Differential expression and enrichment analysis
Differentially-expressed genes (DEGs) between allergic patients and controls, and between AIT-treated samples and baseline were determined by applying an empirical Bayes moderated t-test on the voom-transformed data, implemented in the R Bioconductor limma package (v3.38.3). Nominal p-values were corrected for multiple hypothesis testing by computing false discovery rates (FDR) according to the Benjamini-Hochberg procedure and using an FDR significance threshold of 0.05. Entrez gene IDs were converted to gene symbols with the R Bioconductor org.Hs.eg.db package (v3.7.0). DEGs were visualized in heatmaps and volcano plots using the R Bioconductor ComplexHeatmap (v1.20.0) and R ggplot2 (v3.2.0) packages, respectively.
Enriched differentially-regulated pathways and GO (Gene Ontology) biological processes were determined by over-representation analysis in ConsensusPathDB (release 34, http://cpdb.molgen.mpg.de/ ) using all measured genes as background list. Pathways were selected from Reactome, KEGG, Wikipathways, Biocarta and PID. Pathways and GO biological processes with Benjamini-Hochberg corrected FDR ≤ 0.05 were considered significant.

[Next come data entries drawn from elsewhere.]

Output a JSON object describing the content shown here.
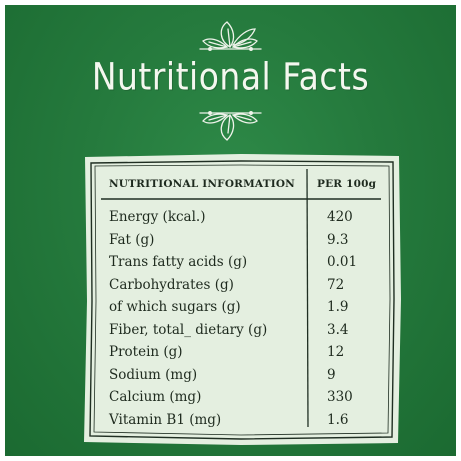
{
  "title": "Nutritional Facts",
  "table": {
    "header_name": "NUTRITIONAL INFORMATION",
    "header_value": "PER 100g",
    "rows": [
      {
        "label": "Energy (kcal.)",
        "value": "420"
      },
      {
        "label": "Fat (g)",
        "value": "9.3"
      },
      {
        "label": "Trans fatty acids  (g)",
        "value": "0.01"
      },
      {
        "label": "Carbohydrates (g)",
        "value": "72"
      },
      {
        "label": "of which sugars (g)",
        "value": "1.9"
      },
      {
        "label": "Fiber, total_ dietary (g)",
        "value": "3.4"
      },
      {
        "label": "Protein (g)",
        "value": "12"
      },
      {
        "label": "Sodium (mg)",
        "value": "9"
      },
      {
        "label": "Calcium (mg)",
        "value": "330"
      },
      {
        "label": "Vitamin B1 (mg)",
        "value": "1.6"
      }
    ]
  },
  "colors": {
    "background": "#257a3d",
    "card": "#e4efe0",
    "ink": "#1e2a1e",
    "title": "#f4f7ef"
  },
  "icons": [
    "leaf-sprig-icon"
  ]
}
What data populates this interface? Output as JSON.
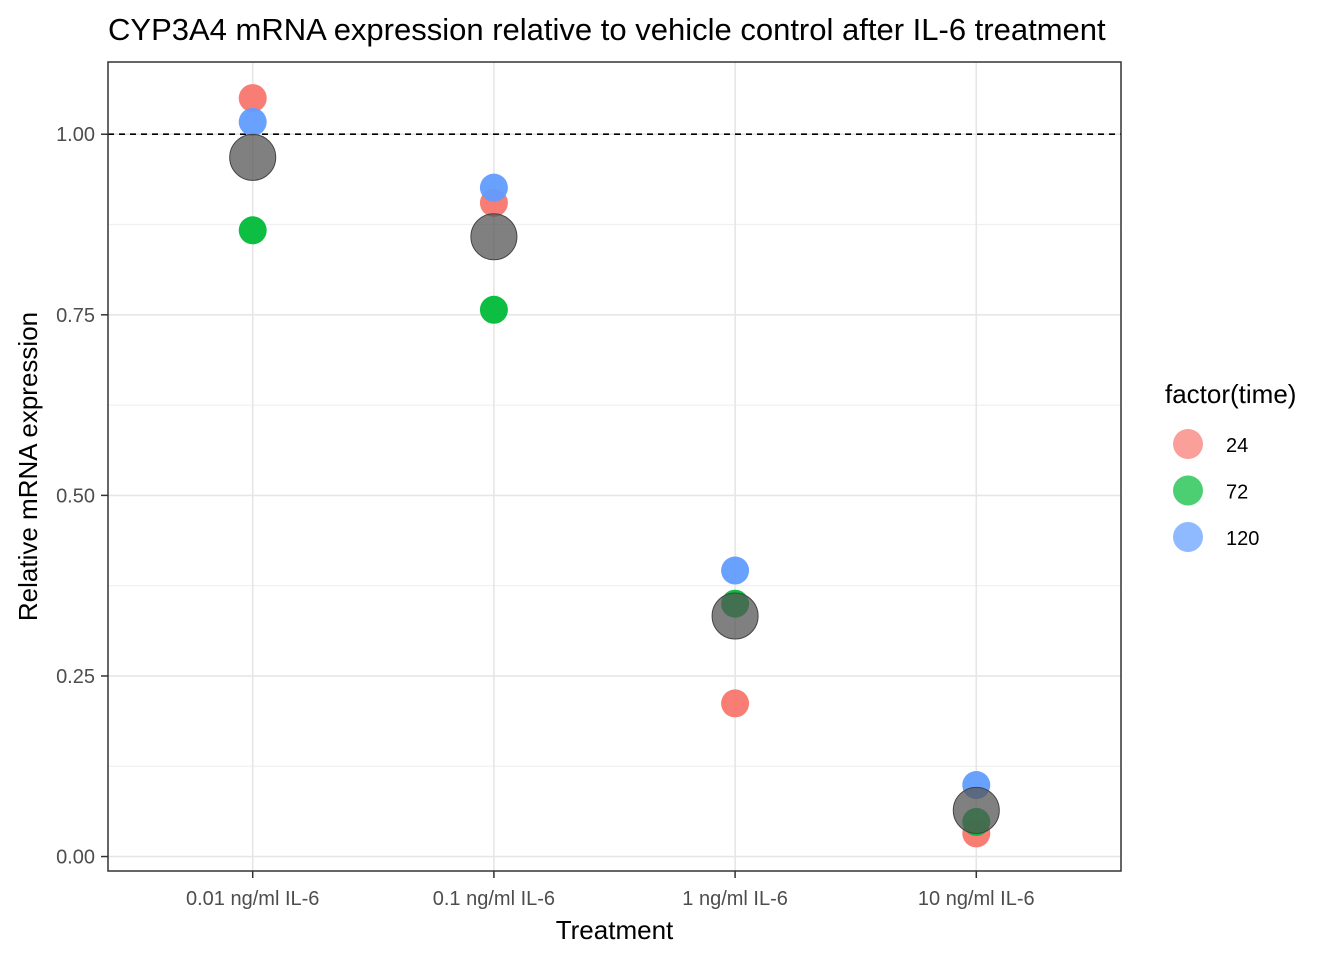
{
  "chart_data": {
    "type": "scatter",
    "title": "CYP3A4 mRNA expression relative to vehicle control after IL-6 treatment",
    "xlabel": "Treatment",
    "ylabel": "Relative mRNA expression",
    "categories": [
      "0.01 ng/ml IL-6",
      "0.1 ng/ml IL-6",
      "1 ng/ml IL-6",
      "10 ng/ml IL-6"
    ],
    "ylim": [
      -0.02,
      1.1
    ],
    "yticks": [
      0.0,
      0.25,
      0.5,
      0.75,
      1.0
    ],
    "ytick_labels": [
      "0.00",
      "0.25",
      "0.50",
      "0.75",
      "1.00"
    ],
    "reference_line": {
      "y": 1.0,
      "style": "dashed",
      "color": "#000000"
    },
    "grid": true,
    "legend": {
      "title": "factor(time)",
      "position": "right"
    },
    "series": [
      {
        "name": "24",
        "color": "#F8766D",
        "values": [
          1.05,
          0.905,
          0.212,
          0.032
        ]
      },
      {
        "name": "72",
        "color": "#00BA38",
        "values": [
          0.867,
          0.757,
          0.35,
          0.048
        ]
      },
      {
        "name": "120",
        "color": "#619CFF",
        "values": [
          1.017,
          0.926,
          0.396,
          0.099
        ]
      }
    ],
    "mean_series": {
      "color": "#555555",
      "values": [
        0.968,
        0.858,
        0.333,
        0.064
      ]
    }
  }
}
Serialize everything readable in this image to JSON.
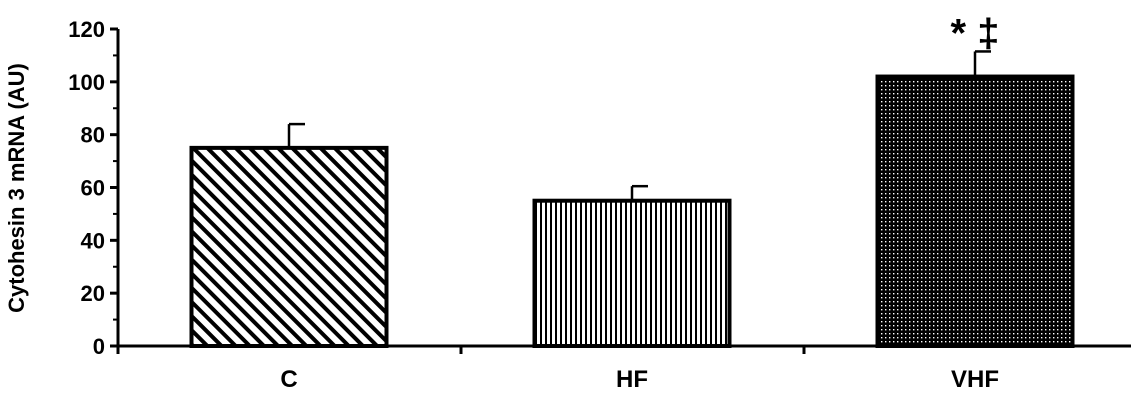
{
  "chart_data": {
    "type": "bar",
    "categories": [
      "C",
      "HF",
      "VHF"
    ],
    "values": [
      75,
      55,
      102
    ],
    "errors": [
      9,
      5.5,
      9.5
    ],
    "annotations": [
      "",
      "",
      "* ‡"
    ],
    "patterns": [
      "diagonal-hatch",
      "vertical-lines",
      "dots"
    ],
    "title": "",
    "xlabel": "",
    "ylabel": "Cytohesin 3 mRNA (AU)",
    "ylim": [
      0,
      120
    ],
    "yticks": [
      0,
      20,
      40,
      60,
      80,
      100,
      120
    ],
    "grid": false,
    "legend": "none"
  }
}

Interactive and interlinked resource (‘i3Dare’) sharing
To enhance the re-usability of our valuable clinical immunology resource, we employed the business intelligence tool Tableau to integrate and share various datasets in a website (Hedin et al. 2021), allowing investigators to scrutinize all our results in an user-friendly, interactive and interlinked manner. In the manuscript, we could not show the dynamic response patterns of each measured immune subset following AIT. However, in our resource website, for each measured immune subset, independent of significance levels and change folds, following the click, one can visualize and explore its dynamic response pattern following the launch of AIT in different patient groups. Importantly, through our interactive website, each subset in each volcano plot can be related to its dynamic response pattern over time. It is also possible to compare the dynamic responses between different immune subsets, which is not realizable for any static figures. Moreover, one can also explore immune responses of each individual patient at different time points following the launch of AIT, or benchmark the measurements of clinical samples with our reference datasets generated from HC or VAP or PAP.